During his Windows Hardware Engineering Conference (WinHEC) 2003 keynote address yesterday morning, Microsoft Chairman and Chief Software Architect Bill Gates unveiled the Athens PC, a joint hardware and software product his company is creating with Hewlett-Packard (HP). The Athens PC is designed for business users, not consumers, and features a striking high-definition wide-screen display, one cable running from the CPU to the screen, and a wireless keyboard, mouse, and phone handset, the latter of which mounts on the side of the display. The point of the prototype, Gates said, is to inspire hardware makers to create next-generation devices that marry collaboration and communications capabilities with the PC.
"The hardware industry and Microsoft are leading the next wave of PC development by creating unprecedented levels of synergy between hardware and software," Gates said. "The result will be innovative products that improve the way our customers work, communicate, learn and are entertained. The Athens PC prototype is just one example of the amazing things that are possible when hardware and software companies collaborate deeply on new designs."
At a demonstration of the Athens PC prototype during the Gates keynote, Chad Magendanz, lead program manager of Microsoft's Hardware Innovation Group, discussed the various hardware and software features that make this solution so compelling. A 20" version of Athens's wide-screen display, he said, might cost several thousand dollars now, but in mid-2004 such a display will retail for less than $400. The display features a mount for a Bluetooth handset, side-mounted ports, and three lights on the top that alert users when they have new voicemail or email messages or a pending appointment. The keyboard has buttons that launch software features such as voicemail.
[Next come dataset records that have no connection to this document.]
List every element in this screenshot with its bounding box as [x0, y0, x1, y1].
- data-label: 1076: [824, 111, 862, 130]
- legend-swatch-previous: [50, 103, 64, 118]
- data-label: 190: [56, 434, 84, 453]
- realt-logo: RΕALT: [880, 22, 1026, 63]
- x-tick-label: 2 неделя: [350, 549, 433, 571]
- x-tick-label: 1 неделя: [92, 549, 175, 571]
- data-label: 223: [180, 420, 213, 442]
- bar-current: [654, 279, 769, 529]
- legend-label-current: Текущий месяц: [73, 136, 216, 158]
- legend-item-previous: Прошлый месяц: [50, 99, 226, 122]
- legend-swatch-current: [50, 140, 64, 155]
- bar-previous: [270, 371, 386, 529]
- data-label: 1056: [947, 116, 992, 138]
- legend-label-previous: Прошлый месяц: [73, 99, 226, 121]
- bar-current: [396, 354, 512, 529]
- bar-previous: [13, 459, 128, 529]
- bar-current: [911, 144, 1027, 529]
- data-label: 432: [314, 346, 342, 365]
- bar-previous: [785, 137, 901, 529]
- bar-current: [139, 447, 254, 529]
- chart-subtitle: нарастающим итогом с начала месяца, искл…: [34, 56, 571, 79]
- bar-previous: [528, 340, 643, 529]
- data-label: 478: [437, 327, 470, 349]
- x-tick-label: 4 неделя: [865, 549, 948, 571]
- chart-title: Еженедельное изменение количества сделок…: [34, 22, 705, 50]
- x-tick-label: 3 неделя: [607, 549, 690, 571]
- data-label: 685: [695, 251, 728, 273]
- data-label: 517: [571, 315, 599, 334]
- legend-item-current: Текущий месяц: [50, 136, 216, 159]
Based on Longhorn, the next version of Windows, the Athens PC comes out of standby within 2 seconds and uses a USB flash card with security hardware and a thumbprint reader for user authentication. When you pick up the phone handset, the system displays your Microsoft Outlook contacts lists and Windows Messenger changes your presence information to "on the phone." When you make a call, Athens performs a reverse lookup on the person you called and gives you a list of the email and voicemail you've exchanged with that person, the documents you've collaborated on, and notes from previous meetings. "This functionality makes you more effective on the phone," Magendanz noted. Likewise, you can perform the electronic equivalent of closing your office door by marking your presence information as "do not disturb." In this setting, Athens automatically routes incoming calls to voicemail so that your workflow isn't interrupted. You can also answer voice messages by using email with a voice-based reply. "With Athens, voice is a first-class citizen," Magendanz said.
During his keynote, Gates also talked about other hardware-related technologies. Those technologies included 64-bit computing on AMD Athlon 64 and AMD Opteron chips and Itanium 2 chips; a new enterprise-operation-automation solution called Dynamic Systems Management; Trustworthy Computing; and Longhorn hardware innovations.